Mississippi coroner supports legislation governing ATV safety
December 21st, 2009 by Kurt Niland
A Mississippi coroner has become a strong advocate of tougher laws governing the operation of all-terrain vehicles because of the horrific injuries she has seen on the job. Carolyn Gillentine-Green, the Coroner of Lee County, Mississippi, told Jackson’s Clarion-Ledger that she supported any measures that would improve ATV safety in her state. “I’m a proponent for anything to make it safer,” Gillentine-Green told the paper.
In July 2008, Gillentine-Green pronounced the deaths of 20-year-old Crystal Hooper and her 5-year-old cousin Natalie Aguilar after the ATV they were on crashed. According to available reports, Hooper lost control of the ATV and ran into a trailer full of building supplies. Both Hooper and Aguilar sustained head injuries in the accident.
Mississippi remains one of the few states with almost no laws pertaining to the use of ATVs. As a result, the number of ATV-related injuries and deaths in Mississippi is three times higher than in most other parts of the country.
ATV deaths have been creeping upward in the state since 1981, but the numbers suddenly spiked in 2005. From then until 2007, the last statistically current year in the U.S. Consumer Product Safety Commission’s data, 65 ATV-related deaths occurred, representing more than 25 percent of all the state’s ATV-related deaths since 1981.
According to state numbers, 29 people were killed and 1,500 seriously injured in ATV accidents in Mississippi last year alone.
A bill that would have encouraged ATV safety died in Mississippi’s last legislative session, but Republican State Representative Dannie Reed plans to reintroduce a similar bill in the upcoming session.
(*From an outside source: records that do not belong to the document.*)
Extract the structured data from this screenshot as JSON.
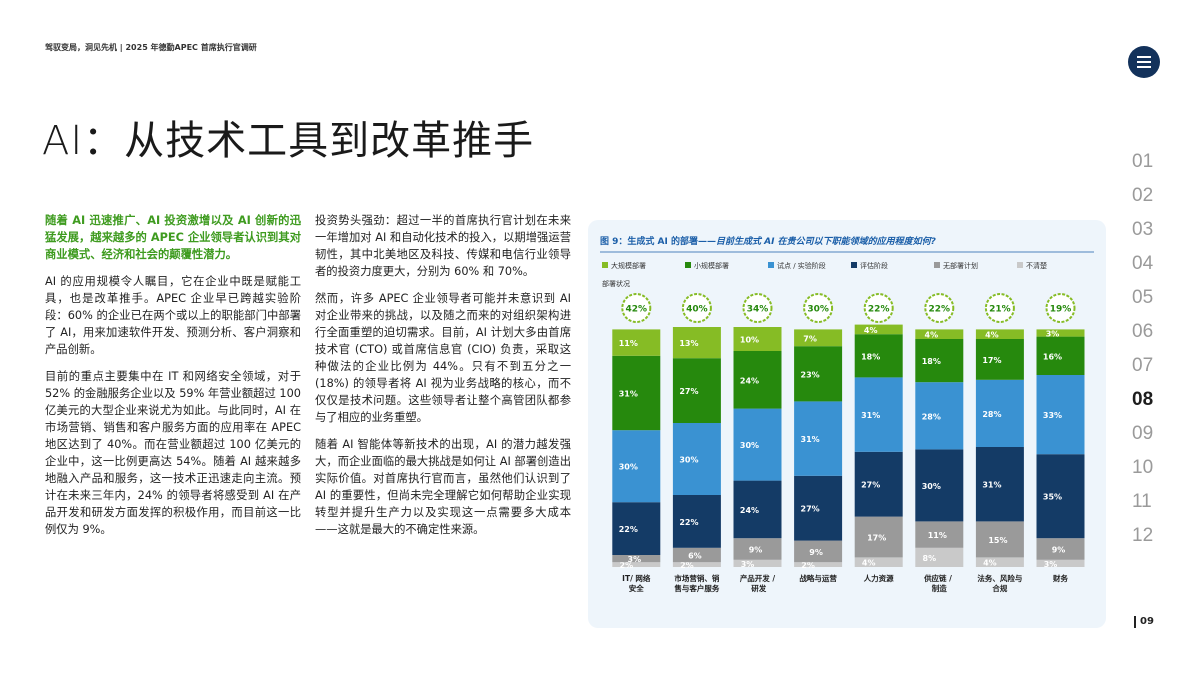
{
  "header": {
    "breadcrumb": "驾驭变局，洞见先机 | 2025 年德勤APEC 首席执行官调研",
    "title": "AI：从技术工具到改革推手"
  },
  "column_left": {
    "paragraphs": [
      "随着 AI 迅速推广、AI 投资激增以及 AI 创新的迅猛发展，越来越多的 APEC 企业领导者认识到其对商业模式、经济和社会的颠覆性潜力。",
      "AI 的应用规模令人瞩目，它在企业中既是赋能工具，也是改革推手。APEC 企业早已跨越实验阶段：60% 的企业已在两个或以上的职能部门中部署了 AI，用来加速软件开发、预测分析、客户洞察和产品创新。",
      "目前的重点主要集中在 IT 和网络安全领域，对于 52% 的金融服务企业以及 59% 年营业额超过 100 亿美元的大型企业来说尤为如此。与此同时，AI 在市场营销、销售和客户服务方面的应用率在 APEC 地区达到了 40%。而在营业额超过 100 亿美元的企业中，这一比例更高达 54%。随着 AI 越来越多地融入产品和服务，这一技术正迅速走向主流。预计在未来三年内，24% 的领导者将感受到 AI 在产品开发和研发方面发挥的积极作用，而目前这一比例仅为 9%。"
    ]
  },
  "column_middle": {
    "paragraphs": [
      "投资势头强劲：超过一半的首席执行官计划在未来一年增加对 AI 和自动化技术的投入，以期增强运营韧性，其中北美地区及科技、传媒和电信行业领导者的投资力度更大，分别为 60% 和 70%。",
      "然而，许多 APEC 企业领导者可能并未意识到 AI 对企业带来的挑战，以及随之而来的对组织架构进行全面重塑的迫切需求。目前，AI 计划大多由首席技术官 (CTO) 或首席信息官 (CIO) 负责，采取这种做法的企业比例为 44%。只有不到五分之一 (18%) 的领导者将 AI 视为业务战略的核心，而不仅仅是技术问题。这些领导者让整个高管团队都参与了相应的业务重塑。",
      "随着 AI 智能体等新技术的出现，AI 的潜力越发强大，而企业面临的最大挑战是如何让 AI 部署创造出实际价值。对首席执行官而言，虽然他们认识到了 AI 的重要性，但尚未完全理解它如何帮助企业实现转型并提升生产力以及实现这一点需要多大成本——这就是最大的不确定性来源。"
    ]
  },
  "nav": {
    "items": [
      "01",
      "02",
      "03",
      "04",
      "05",
      "06",
      "07",
      "08",
      "09",
      "10",
      "11",
      "12"
    ]
  },
  "page_number": "09",
  "chart_data": {
    "type": "bar",
    "stacked": true,
    "title": "图 9：生成式 AI 的部署——",
    "subtitle": "目前生成式 AI 在贵公司以下职能领域的应用程度如何?",
    "categories": [
      "IT/ 网络安全",
      "市场营销、销售与客户服务",
      "产品开发 / 研发",
      "战略与运营",
      "人力资源",
      "供应链 / 制造",
      "法务、风险与合规",
      "财务"
    ],
    "series": [
      {
        "name": "大规模部署",
        "color": "#86bc25",
        "values": [
          11,
          13,
          10,
          7,
          4,
          4,
          4,
          3
        ],
        "value_labels": [
          "11%",
          "13%",
          "10%",
          "7%",
          "4%",
          "4%",
          "4%",
          "3%"
        ]
      },
      {
        "name": "小规模部署",
        "color": "#26890d",
        "values": [
          31,
          27,
          24,
          23,
          18,
          18,
          17,
          16
        ],
        "value_labels": [
          "31%",
          "27%",
          "24%",
          "23%",
          "18%",
          "18%",
          "17%",
          "16%"
        ]
      },
      {
        "name": "试点 / 实验阶段",
        "color": "#3a92d2",
        "values": [
          30,
          30,
          30,
          31,
          31,
          28,
          28,
          33
        ],
        "value_labels": [
          "30%",
          "30%",
          "30%",
          "31%",
          "31%",
          "28%",
          "28%",
          "33%"
        ]
      },
      {
        "name": "评估阶段",
        "color": "#143b66",
        "values": [
          22,
          22,
          24,
          27,
          27,
          30,
          31,
          35
        ],
        "value_labels": [
          "22%",
          "22%",
          "24%",
          "27%",
          "27%",
          "30%",
          "31%",
          "35%"
        ]
      },
      {
        "name": "无部署计划",
        "color": "#9a9a9a",
        "values": [
          3,
          6,
          9,
          9,
          17,
          11,
          15,
          9
        ],
        "value_labels": [
          "3%",
          "6%",
          "9%",
          "9%",
          "17%",
          "11%",
          "15%",
          "9%"
        ]
      },
      {
        "name": "不清楚",
        "color": "#c9c9c9",
        "values": [
          2,
          2,
          3,
          2,
          4,
          8,
          4,
          3
        ],
        "value_labels": [
          "2%",
          "2%",
          "3%",
          "2%",
          "4%",
          "8%",
          "4%",
          "3%"
        ]
      }
    ],
    "totals": {
      "label": "部署状况",
      "color": "#86bc25",
      "values": [
        42,
        40,
        34,
        30,
        22,
        22,
        21,
        19
      ],
      "value_labels": [
        "42%",
        "40%",
        "34%",
        "30%",
        "22%",
        "22%",
        "21%",
        "19%"
      ]
    }
  }
}
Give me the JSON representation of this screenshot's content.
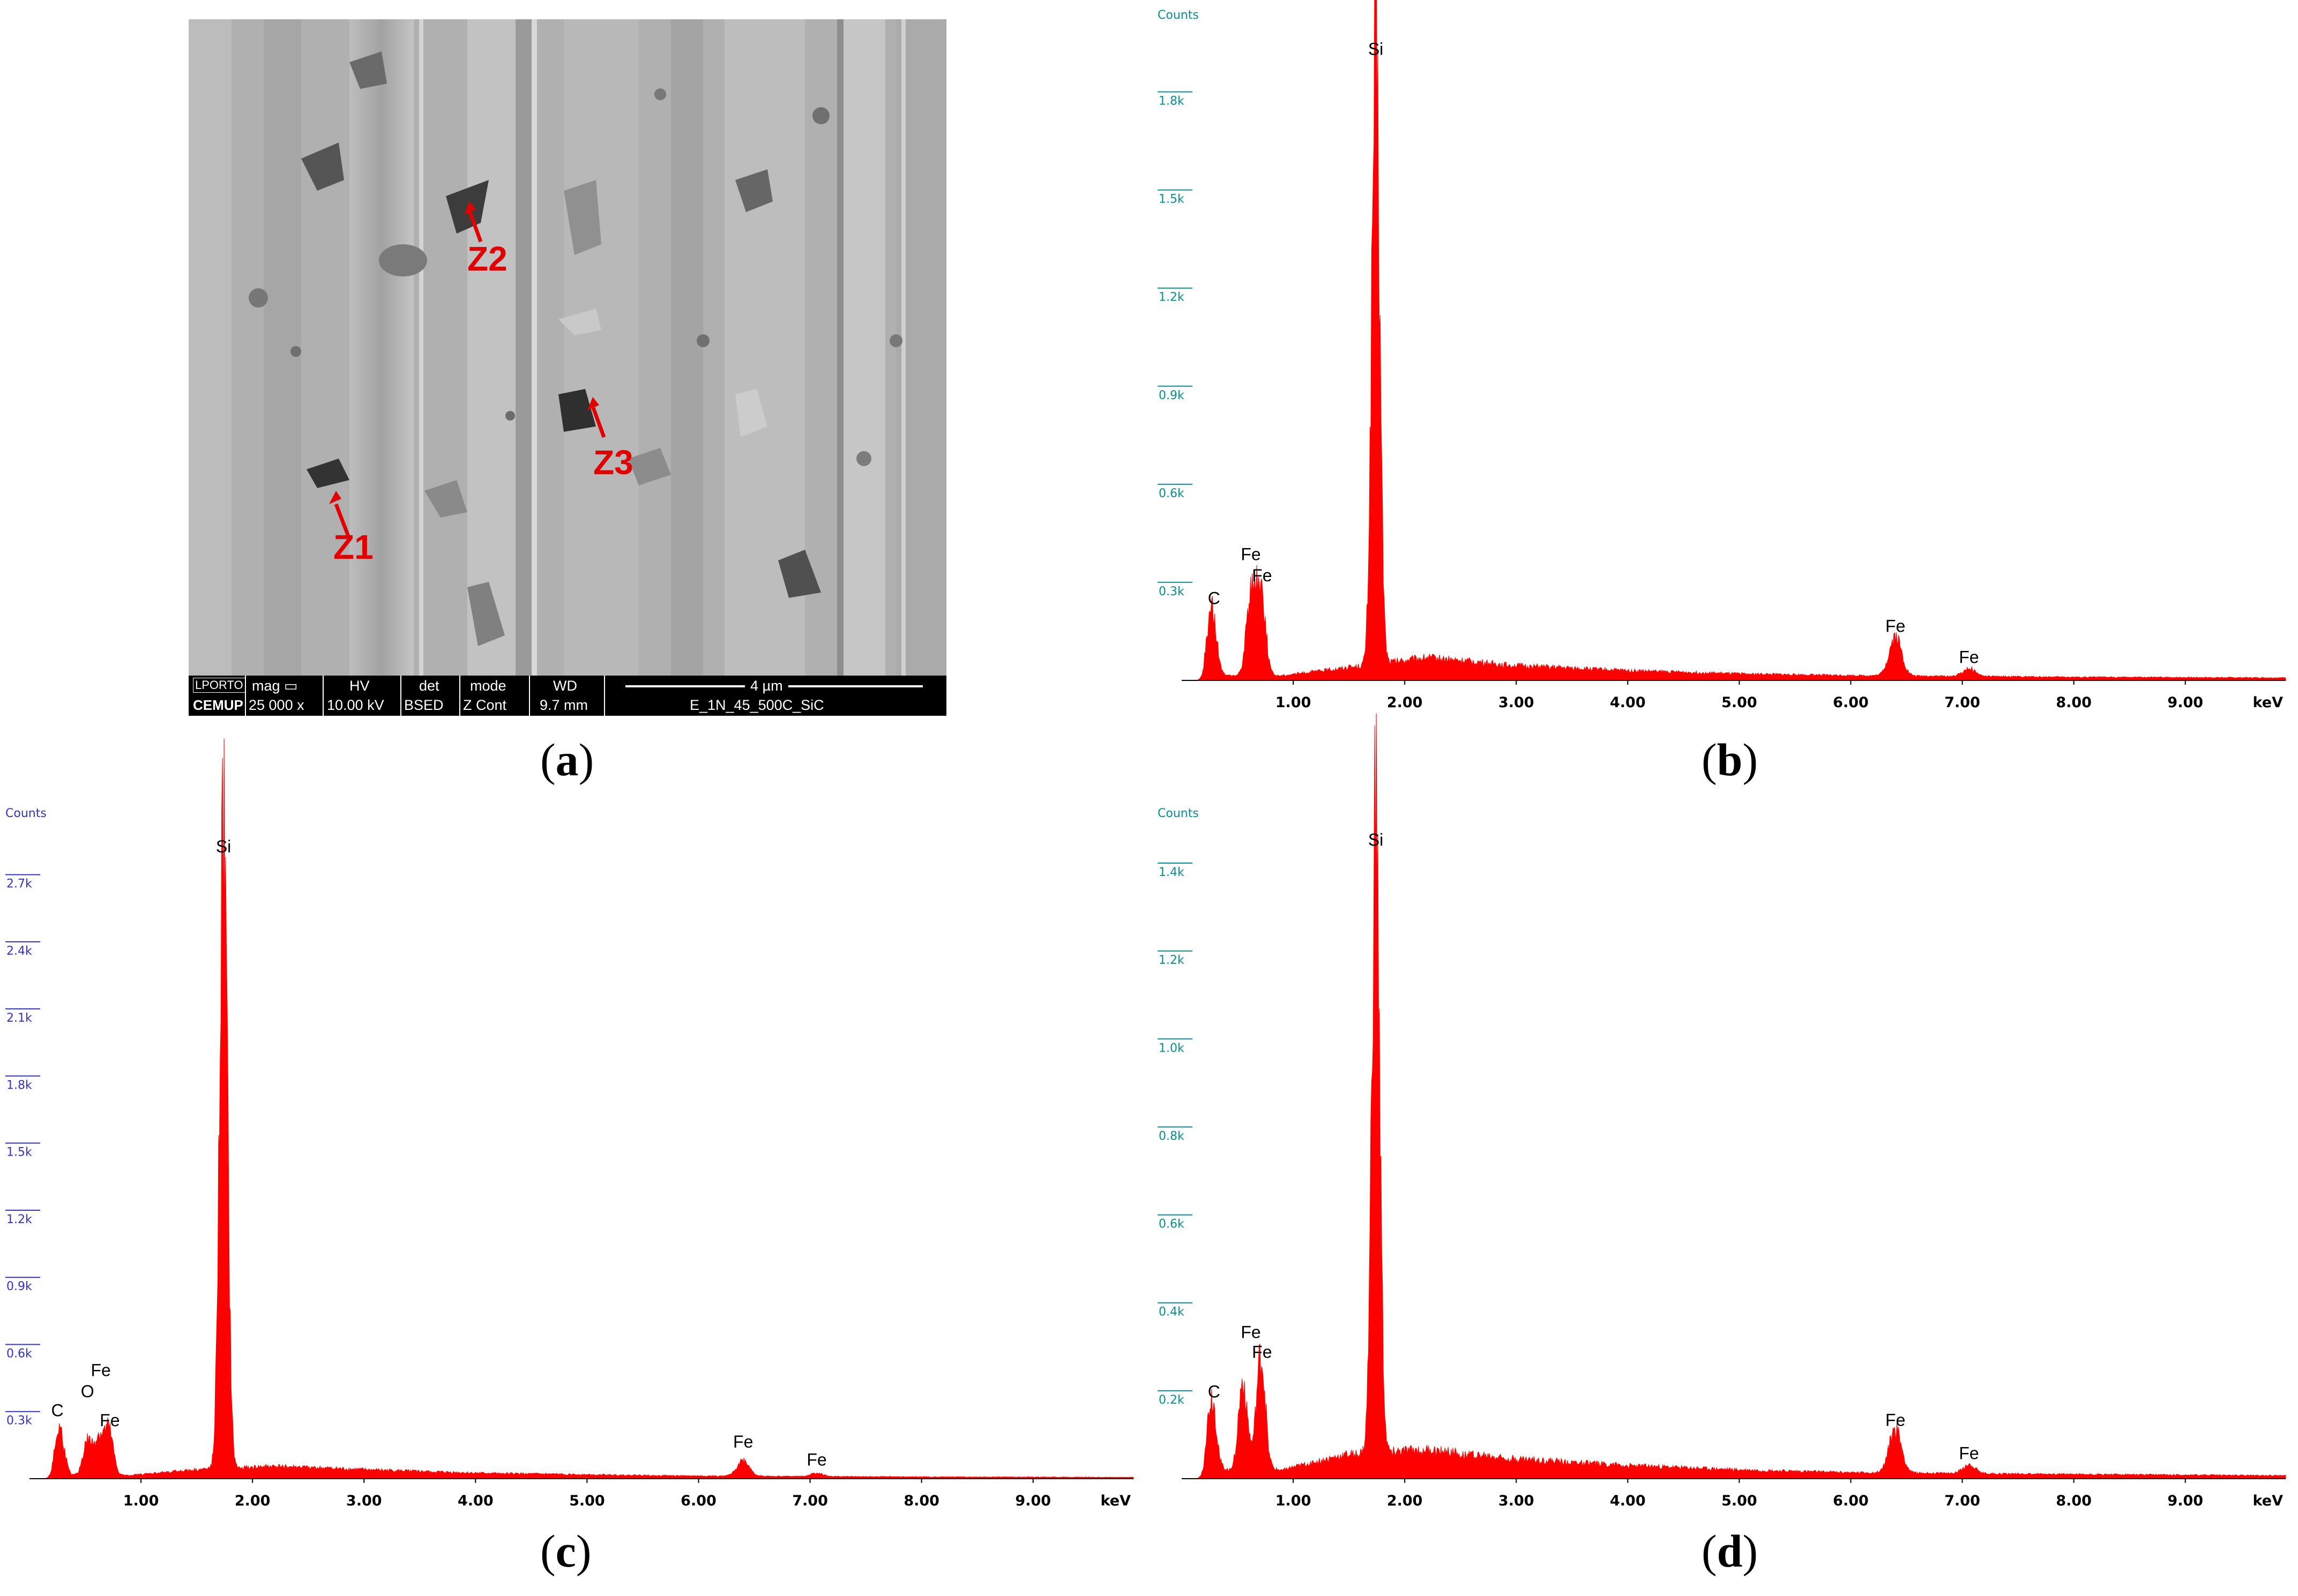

The legislation would require all ATV drivers to wear helmets while driving on public land. Drivers also would have to meet the minimum age requirement for the vehicle and the number of passengers would be restricted. Ignoring the safety laws would cost $100 per violation.
“Mississippi has lost more people on ATVs than the state has lost soldiers to the Iraq war,” Reed told the Clarion-Ledger.